Bob (the white rose wearing Democrat) known for his famous “Fiddle and Bow” delivery and Alf (the red rose adorning Republican) remembered for his clever “Up Salt River” address, occasionally joined forces for a shared talk that bore the name, “Yankee Doodle” (Alf) and “Dixie” (Bob).
Some old newspaper clippings from 1902 spoke of two additional members of the multitalented Nathan Green and Emma Haynes Taylor family who also shared a speech and traveled on the lecture circuit. They were Mrs. Rhoda Taylor Reeves and Mrs. Eva Taylor Jobe, twin sisters of Bob and Alf. The names Reeves and Jobe shine prominently in Johnson City history. Like their witty, creative siblings, they composed a clever dual act presentation that carried the title, “The Real and the Ideal.”
The Richmond Dispatch announced in February that year that the Taylor sisters would appear in Bristol, Tennessee under the auspices of the ladies of State Street Methodist Church. The address was a fundraiser for the benefit of the church, which needed $12,000 to remodel the facility. The paper acknowledged that Mrs. Jobe and Mrs. Reeves were twin sisters of Bob and Alf Taylor - “The Taylor sisters expect to prove worthy rivals in the lecture field of their now famous brothers. Their dual lecture deals with two sides of human life, the real and the ideal and is said that they have a very able and brilliant dual production, which they deliver in interesting manner.”
In May, the Hopkinsville Kentuckian contained news that the ladies would present their lecture at the local Holland Opera House. In that same newspaper, it was also disclosed that Governor Bob Taylor would be in town that week as a stopover of his lecture tours. The century-old newspaper further gave an extract of the twin sisters’ talk that was taken from an editorial notice in the Bristol, Tennessee Courier: "The Real and the Ideal’ was handled in fascinating style last night. Mrs. Jobe preceded the dual lecture in a brief monologue gracefully rendered. Mrs. Reeves followed with her part of the lecture, which deals with the ‘real’ in human life. This side of the lecture clings to the ‘real’ as a basis but portrayed the errors and injustices that have arisen from the tendency to desert good things at home for false ideals that turn the heart from the course of duty, from the path of love and contentment to that of vanity and vexation of spirit.

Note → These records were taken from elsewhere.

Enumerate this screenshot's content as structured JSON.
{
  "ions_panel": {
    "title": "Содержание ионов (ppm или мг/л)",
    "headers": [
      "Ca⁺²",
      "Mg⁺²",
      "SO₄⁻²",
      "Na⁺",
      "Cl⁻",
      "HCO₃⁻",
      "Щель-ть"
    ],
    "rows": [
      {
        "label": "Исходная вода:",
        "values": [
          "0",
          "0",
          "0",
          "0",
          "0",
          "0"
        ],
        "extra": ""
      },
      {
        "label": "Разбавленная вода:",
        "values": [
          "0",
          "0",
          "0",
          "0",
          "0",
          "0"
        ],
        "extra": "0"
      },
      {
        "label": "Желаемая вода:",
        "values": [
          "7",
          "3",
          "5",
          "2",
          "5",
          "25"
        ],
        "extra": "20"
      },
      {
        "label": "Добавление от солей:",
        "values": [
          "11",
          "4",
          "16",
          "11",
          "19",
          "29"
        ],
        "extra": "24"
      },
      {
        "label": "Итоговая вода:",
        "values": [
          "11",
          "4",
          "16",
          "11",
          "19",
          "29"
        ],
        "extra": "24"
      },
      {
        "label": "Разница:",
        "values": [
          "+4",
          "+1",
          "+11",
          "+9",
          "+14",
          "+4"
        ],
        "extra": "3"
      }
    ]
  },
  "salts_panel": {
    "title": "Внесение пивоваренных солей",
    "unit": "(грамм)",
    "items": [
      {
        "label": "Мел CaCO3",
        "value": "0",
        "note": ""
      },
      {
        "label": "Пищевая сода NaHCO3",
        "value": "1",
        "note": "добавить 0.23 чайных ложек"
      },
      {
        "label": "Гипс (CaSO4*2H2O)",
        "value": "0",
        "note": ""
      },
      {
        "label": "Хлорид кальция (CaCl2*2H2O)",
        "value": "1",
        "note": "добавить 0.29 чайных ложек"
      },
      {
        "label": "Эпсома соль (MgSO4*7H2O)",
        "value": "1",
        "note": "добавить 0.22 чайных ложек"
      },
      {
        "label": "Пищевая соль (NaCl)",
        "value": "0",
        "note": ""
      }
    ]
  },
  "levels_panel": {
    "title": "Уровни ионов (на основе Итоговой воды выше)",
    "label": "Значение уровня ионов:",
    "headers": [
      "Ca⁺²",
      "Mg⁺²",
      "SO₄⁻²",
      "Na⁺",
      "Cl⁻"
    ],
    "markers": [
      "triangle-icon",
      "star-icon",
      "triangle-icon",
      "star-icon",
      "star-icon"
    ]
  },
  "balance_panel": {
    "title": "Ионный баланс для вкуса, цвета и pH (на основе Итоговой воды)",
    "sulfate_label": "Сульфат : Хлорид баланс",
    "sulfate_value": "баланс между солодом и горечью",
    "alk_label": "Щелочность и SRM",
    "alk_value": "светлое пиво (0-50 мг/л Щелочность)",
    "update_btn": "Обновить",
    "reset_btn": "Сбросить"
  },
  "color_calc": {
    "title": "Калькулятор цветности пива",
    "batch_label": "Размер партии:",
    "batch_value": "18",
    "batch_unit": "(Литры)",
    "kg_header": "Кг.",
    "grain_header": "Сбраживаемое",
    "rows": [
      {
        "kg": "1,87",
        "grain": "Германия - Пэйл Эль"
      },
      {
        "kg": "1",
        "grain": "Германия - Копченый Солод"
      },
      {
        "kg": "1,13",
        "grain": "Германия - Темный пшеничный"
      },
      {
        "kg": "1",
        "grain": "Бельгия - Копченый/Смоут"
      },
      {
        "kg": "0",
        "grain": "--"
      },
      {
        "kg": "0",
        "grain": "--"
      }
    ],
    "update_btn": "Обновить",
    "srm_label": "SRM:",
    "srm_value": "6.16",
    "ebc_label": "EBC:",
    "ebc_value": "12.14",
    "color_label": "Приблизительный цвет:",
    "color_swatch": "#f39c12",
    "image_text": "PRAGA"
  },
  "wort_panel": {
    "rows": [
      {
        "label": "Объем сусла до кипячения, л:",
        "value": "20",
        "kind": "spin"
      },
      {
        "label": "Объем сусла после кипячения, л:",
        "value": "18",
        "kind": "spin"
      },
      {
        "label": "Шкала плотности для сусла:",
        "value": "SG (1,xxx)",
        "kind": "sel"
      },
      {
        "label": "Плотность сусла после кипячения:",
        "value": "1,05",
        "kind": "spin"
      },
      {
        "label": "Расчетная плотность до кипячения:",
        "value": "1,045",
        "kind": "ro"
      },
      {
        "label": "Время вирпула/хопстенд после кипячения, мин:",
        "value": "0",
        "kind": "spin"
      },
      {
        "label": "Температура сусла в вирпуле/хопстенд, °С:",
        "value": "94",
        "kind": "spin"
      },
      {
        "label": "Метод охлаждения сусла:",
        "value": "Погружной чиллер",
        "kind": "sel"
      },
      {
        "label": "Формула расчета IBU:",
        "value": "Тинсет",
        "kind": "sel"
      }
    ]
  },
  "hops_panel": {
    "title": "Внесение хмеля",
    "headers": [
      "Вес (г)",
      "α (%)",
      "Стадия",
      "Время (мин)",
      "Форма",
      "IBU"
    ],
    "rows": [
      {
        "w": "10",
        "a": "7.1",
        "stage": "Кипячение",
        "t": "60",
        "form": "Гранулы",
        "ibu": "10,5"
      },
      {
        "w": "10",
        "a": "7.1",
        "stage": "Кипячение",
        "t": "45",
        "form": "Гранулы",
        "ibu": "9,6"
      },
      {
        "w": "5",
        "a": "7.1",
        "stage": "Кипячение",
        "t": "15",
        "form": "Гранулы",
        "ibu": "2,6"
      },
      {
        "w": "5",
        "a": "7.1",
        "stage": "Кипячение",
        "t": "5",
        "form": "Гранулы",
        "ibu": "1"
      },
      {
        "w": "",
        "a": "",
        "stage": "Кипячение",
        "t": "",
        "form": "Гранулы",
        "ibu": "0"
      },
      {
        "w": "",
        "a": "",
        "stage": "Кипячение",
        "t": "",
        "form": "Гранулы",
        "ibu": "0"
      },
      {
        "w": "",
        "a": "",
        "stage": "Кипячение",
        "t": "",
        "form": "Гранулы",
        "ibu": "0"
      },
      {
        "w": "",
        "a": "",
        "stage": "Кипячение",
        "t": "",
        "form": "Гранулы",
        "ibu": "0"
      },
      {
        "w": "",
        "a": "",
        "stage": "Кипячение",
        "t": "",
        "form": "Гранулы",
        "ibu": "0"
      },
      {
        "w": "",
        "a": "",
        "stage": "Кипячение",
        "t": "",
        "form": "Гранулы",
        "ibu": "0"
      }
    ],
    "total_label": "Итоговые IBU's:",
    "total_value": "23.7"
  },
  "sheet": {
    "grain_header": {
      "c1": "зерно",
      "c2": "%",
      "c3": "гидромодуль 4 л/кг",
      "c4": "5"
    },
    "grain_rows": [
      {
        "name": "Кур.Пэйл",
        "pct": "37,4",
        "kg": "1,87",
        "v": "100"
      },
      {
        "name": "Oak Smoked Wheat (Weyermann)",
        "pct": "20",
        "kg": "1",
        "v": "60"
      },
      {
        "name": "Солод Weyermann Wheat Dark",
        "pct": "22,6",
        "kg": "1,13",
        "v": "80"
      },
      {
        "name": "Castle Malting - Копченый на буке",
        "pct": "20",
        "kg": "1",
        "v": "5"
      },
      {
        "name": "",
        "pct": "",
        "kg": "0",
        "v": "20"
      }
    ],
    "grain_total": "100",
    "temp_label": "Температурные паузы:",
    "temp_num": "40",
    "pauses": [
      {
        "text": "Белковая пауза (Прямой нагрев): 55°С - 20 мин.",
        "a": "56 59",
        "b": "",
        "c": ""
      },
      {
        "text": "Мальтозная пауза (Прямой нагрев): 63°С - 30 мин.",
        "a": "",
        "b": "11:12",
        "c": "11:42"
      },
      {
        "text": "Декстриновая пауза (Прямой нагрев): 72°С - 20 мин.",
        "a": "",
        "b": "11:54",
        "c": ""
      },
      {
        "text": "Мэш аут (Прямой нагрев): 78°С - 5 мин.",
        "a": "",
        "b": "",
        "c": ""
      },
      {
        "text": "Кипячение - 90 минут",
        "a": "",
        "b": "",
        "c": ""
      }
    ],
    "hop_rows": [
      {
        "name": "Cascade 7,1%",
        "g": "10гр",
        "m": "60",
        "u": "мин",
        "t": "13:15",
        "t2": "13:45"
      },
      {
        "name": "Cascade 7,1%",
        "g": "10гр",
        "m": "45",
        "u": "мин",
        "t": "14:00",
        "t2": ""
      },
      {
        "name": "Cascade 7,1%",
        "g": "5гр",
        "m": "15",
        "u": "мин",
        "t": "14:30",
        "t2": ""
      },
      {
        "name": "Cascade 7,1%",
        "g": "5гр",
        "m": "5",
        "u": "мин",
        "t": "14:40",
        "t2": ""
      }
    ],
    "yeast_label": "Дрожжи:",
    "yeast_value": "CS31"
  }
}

“In a fascinating manner, Mrs. Jobe pictured the beauty and worth of the ‘ideal’ in life. Her production is not only rich in its expression of thought but also happy in the selection of ideas and carries with it a fascination peculiar to the grace and oratory of the Taylor family. The Taylor sisters are to be most heartily congratulated in the impression made last night.”
Furthermore, the newspaper exhibited an advertisement flyer providing additional information; “The Famous Taylor Sisters, Sisters of ex-Gov. Robert L. Taylor, in Their Inimitable Lecture, the ‘Real and the Ideal’ - The press speaks in the most flattering terms of these excellent, refined ladies and they should lecture to the capacity of the theatre.”
Those attending the performance paid fifty cents for seating on the entire lower floor and twenty-five cents for those in the gallery. The local Telegraph Office was listed as an outlet for ticket sales.